By Sylvia Gurinsky
Here's a chance for Gov. Rick Scott to raise that horrible 29 percent approval rating: By joining the campaign to keep Miami Central and Miami Edison high schools open.
Since 2008, both schools have been on what amounts to a probationary list by the state of Florida for consecutive FCAT scores of "F." Both schools have improved to a "C" by changing administrators, teachers and teaching policies. Miami Central even got a high-profile visit earlier this year from President Barack Obama, who was accompanied by former Gov. Jeb Bush.
Both schools are historic: Miami Edison's origins in Lemon City predate the incorporation of the City of Miami; its alumni include former U.S. Sen. Bob Graham. Miami Central's opening coincided with the beginning of the Space Age; its sports teams are named the Rockets.
The schools apparently had some FCAT fallback this year because of guideline changes.
Alternatives for the schools include closing them, privatizing them or turning them into charter schools. Entrepreneurs of the latter two are probably licking their chops at the possibilities, while parents, students, teachers, administrators and community members are agonizing at the possible marginalization of two central places in the Liberty City and Little Haiti communities.
To his credit, Miami-Dade School Superintendent Alberto Carvalho has vowed to fight to keep Miami Edison and Miami Central open as public schools. Will any of this influence Florida's Board of Education and interim Education Commissioner John Winn?

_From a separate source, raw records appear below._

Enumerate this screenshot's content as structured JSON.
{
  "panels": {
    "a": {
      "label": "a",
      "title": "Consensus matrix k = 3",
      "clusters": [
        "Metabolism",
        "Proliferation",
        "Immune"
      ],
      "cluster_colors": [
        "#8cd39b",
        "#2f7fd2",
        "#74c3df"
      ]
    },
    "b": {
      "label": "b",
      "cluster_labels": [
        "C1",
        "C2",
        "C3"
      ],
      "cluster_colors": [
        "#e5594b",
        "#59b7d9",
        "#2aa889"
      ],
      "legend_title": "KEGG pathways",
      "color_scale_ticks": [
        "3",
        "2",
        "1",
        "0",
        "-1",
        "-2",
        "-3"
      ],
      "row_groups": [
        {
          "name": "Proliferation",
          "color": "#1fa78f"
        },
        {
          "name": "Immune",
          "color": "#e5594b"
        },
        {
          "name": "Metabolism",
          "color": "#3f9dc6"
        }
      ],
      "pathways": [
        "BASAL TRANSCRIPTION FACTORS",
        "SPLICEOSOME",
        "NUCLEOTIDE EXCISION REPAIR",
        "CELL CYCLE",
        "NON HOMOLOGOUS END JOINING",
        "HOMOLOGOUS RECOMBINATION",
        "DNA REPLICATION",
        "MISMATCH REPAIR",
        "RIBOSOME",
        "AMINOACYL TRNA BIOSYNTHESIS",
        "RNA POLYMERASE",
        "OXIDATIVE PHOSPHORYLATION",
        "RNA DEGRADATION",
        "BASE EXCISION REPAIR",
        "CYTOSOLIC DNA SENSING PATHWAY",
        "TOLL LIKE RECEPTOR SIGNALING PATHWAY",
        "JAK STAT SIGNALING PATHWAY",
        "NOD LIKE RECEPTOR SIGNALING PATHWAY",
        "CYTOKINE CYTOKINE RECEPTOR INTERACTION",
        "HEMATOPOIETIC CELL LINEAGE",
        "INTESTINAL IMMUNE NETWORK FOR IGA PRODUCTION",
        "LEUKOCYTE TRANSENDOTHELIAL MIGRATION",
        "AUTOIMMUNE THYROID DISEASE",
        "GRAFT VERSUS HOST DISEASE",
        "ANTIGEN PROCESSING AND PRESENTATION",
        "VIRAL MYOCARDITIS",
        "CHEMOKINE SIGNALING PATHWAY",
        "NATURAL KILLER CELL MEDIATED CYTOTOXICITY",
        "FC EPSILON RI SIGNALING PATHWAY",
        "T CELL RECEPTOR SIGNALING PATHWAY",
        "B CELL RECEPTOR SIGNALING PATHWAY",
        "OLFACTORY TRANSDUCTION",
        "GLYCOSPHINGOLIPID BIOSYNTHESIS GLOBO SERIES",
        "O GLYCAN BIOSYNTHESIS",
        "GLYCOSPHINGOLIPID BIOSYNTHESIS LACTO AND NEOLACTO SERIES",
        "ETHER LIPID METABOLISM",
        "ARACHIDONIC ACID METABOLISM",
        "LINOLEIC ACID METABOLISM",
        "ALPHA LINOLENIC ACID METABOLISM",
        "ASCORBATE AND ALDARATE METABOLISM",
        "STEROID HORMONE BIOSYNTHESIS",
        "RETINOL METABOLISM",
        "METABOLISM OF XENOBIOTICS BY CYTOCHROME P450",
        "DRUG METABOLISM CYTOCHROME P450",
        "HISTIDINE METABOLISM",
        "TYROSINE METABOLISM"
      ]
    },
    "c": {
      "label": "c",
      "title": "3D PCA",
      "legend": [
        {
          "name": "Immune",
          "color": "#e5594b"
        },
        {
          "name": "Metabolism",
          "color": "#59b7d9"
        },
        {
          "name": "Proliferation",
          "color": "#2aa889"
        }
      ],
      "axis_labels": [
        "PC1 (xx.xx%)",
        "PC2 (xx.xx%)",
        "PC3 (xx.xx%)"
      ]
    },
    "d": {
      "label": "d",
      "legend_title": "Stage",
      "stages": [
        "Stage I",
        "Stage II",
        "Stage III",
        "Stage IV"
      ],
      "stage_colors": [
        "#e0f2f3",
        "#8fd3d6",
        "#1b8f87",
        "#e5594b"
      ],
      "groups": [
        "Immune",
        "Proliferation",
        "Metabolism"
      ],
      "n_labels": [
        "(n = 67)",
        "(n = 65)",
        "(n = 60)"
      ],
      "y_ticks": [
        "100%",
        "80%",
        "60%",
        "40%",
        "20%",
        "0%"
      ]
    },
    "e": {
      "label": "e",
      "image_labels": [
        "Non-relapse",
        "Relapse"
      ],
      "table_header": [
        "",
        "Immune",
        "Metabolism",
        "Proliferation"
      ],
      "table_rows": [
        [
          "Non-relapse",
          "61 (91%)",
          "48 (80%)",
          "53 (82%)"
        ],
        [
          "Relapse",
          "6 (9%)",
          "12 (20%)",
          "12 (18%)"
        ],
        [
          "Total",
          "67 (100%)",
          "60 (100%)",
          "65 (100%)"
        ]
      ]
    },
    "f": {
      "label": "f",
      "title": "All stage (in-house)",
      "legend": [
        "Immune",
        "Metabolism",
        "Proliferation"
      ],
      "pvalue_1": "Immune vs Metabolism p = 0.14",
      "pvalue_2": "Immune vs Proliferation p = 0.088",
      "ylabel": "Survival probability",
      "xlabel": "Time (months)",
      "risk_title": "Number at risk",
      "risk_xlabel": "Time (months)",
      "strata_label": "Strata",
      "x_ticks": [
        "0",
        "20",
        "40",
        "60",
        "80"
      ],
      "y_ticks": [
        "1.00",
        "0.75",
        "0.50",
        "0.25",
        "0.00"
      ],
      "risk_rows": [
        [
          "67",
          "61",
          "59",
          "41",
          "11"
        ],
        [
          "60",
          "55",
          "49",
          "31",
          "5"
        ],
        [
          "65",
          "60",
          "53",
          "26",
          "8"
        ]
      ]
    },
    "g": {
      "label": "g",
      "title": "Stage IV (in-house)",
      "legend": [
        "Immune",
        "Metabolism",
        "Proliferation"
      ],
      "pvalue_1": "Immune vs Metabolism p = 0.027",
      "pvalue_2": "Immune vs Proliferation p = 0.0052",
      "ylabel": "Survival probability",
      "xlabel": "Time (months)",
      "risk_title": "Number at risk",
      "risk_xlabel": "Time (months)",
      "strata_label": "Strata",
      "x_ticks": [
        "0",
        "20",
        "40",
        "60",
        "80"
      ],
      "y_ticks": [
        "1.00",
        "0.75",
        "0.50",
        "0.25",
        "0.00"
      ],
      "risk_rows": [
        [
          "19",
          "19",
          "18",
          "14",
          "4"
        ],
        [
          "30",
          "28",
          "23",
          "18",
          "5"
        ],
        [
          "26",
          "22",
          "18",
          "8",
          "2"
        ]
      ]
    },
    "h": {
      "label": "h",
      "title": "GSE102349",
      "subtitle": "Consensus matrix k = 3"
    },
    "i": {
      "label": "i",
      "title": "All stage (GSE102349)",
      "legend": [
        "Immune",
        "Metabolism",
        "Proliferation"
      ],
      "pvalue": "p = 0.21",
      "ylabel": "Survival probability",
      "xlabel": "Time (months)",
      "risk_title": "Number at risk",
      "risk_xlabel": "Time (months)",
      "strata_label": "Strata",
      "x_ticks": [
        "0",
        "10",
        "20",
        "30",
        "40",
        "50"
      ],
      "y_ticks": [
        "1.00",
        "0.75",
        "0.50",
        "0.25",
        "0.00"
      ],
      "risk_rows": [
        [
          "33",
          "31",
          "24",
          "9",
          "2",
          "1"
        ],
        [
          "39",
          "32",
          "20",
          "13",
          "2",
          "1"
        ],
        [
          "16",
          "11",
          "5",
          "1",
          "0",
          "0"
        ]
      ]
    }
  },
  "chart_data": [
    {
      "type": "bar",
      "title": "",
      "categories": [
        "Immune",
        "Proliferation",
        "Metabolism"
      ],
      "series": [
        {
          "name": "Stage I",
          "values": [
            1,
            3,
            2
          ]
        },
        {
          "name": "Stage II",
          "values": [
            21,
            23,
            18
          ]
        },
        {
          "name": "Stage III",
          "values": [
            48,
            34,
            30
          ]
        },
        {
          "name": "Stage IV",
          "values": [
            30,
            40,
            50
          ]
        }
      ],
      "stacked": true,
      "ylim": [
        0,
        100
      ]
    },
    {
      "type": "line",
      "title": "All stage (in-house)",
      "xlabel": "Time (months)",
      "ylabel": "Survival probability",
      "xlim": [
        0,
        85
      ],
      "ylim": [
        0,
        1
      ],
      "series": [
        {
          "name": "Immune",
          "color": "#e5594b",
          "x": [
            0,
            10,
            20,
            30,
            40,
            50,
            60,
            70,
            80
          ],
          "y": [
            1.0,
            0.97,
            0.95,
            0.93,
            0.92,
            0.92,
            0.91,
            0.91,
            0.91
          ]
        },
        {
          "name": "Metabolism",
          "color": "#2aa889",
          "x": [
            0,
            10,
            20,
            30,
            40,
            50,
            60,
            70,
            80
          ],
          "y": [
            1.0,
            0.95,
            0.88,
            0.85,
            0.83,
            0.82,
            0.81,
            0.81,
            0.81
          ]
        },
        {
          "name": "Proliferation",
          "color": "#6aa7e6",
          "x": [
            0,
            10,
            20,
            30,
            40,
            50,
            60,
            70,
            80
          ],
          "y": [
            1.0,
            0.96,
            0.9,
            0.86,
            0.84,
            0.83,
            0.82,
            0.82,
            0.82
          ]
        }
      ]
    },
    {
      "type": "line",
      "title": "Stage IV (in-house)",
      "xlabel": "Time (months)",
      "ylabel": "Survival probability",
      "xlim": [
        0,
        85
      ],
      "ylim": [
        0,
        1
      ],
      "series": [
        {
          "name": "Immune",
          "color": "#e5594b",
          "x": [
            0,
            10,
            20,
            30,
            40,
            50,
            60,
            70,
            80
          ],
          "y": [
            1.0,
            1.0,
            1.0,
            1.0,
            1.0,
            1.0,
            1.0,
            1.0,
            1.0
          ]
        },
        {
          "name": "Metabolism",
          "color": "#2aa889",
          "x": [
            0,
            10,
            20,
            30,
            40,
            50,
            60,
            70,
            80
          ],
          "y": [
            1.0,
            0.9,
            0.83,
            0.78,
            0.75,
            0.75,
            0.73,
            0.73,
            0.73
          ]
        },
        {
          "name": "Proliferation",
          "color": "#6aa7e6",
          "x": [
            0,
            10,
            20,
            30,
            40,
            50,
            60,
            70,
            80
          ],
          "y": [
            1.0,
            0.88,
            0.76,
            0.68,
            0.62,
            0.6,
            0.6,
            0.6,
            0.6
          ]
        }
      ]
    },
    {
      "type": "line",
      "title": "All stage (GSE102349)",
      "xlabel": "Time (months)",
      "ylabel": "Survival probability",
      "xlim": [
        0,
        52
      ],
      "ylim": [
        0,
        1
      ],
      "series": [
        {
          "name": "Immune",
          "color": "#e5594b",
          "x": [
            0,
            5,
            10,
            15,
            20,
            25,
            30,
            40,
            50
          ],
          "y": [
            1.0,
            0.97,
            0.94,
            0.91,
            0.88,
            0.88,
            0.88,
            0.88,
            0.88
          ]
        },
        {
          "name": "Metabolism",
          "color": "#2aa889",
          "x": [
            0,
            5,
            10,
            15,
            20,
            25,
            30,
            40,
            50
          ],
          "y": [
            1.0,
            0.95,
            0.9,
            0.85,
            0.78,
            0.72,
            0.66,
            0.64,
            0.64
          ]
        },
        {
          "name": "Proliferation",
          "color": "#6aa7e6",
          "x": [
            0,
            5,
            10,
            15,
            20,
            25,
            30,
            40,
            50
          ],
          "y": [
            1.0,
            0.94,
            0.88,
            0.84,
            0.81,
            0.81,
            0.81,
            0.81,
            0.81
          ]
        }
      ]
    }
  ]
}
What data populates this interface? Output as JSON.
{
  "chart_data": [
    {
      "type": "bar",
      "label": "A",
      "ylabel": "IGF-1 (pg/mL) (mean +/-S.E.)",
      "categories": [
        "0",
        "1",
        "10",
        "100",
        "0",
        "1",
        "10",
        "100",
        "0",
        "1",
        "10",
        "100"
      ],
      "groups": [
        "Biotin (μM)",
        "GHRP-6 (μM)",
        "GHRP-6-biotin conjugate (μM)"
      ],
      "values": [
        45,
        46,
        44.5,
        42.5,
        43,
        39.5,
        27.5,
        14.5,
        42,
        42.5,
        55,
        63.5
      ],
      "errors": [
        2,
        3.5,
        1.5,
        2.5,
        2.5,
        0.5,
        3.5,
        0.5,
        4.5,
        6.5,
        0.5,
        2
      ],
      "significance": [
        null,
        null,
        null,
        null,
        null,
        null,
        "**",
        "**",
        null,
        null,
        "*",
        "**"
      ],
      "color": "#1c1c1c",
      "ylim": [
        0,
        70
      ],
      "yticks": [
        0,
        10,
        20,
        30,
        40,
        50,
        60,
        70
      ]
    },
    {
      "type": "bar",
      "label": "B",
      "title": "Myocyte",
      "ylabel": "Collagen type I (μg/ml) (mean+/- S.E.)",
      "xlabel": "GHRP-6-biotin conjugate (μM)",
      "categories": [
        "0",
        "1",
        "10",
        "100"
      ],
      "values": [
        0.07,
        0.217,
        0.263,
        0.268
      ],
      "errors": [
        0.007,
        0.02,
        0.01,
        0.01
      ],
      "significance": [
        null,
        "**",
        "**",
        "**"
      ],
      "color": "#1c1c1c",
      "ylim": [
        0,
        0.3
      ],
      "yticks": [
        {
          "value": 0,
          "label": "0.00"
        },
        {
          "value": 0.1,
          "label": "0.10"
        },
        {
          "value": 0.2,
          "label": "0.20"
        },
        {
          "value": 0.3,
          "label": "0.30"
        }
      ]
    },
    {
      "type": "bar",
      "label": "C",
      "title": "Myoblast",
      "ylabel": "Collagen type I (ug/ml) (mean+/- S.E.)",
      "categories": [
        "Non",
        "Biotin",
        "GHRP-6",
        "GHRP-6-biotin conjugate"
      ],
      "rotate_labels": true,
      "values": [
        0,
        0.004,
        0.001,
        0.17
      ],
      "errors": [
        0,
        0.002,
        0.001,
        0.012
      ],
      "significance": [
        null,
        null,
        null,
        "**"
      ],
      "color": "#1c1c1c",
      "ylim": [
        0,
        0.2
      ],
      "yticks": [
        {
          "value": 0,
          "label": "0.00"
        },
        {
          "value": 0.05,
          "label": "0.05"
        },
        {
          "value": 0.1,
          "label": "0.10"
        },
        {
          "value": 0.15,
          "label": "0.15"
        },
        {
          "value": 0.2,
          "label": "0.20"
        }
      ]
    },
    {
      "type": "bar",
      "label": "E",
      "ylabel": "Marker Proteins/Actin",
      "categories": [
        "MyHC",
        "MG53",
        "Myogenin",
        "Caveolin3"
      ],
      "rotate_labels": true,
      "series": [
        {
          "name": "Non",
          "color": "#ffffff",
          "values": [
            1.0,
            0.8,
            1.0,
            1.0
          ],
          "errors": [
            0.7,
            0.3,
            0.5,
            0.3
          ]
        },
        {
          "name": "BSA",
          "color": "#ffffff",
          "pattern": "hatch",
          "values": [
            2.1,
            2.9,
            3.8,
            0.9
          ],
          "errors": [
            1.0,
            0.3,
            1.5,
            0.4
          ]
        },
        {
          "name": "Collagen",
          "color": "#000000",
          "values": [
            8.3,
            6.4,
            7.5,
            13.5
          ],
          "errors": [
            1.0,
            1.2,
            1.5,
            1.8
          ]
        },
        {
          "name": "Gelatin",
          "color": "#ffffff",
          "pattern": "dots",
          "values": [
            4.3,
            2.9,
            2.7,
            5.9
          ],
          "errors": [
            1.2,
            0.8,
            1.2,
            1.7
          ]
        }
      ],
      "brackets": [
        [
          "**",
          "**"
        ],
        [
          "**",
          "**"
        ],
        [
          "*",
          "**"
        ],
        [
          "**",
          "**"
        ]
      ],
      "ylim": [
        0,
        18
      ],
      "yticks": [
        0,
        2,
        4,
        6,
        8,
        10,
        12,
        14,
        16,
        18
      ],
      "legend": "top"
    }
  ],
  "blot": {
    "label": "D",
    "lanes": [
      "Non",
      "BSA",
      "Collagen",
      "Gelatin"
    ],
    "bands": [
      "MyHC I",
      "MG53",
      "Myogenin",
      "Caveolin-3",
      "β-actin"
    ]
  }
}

Some heavier hitters will be needed. For sure, Bush and Graham need to get involved in saving these schools. Miami New Times' recommendation of a student sit-in isn't a bad idea. Some legal help might be needed, too; the question of whether closing or altering the schools might be considered a discriminatory move in these communities is relevant.
But the person with the biggest influence currently lives at 10 Adams Street in Tallahassee. Rick Scott can gain a lot of goodwill if he persuades Winn and the board to keep the doors fully open at Miami Central and Miami Edison.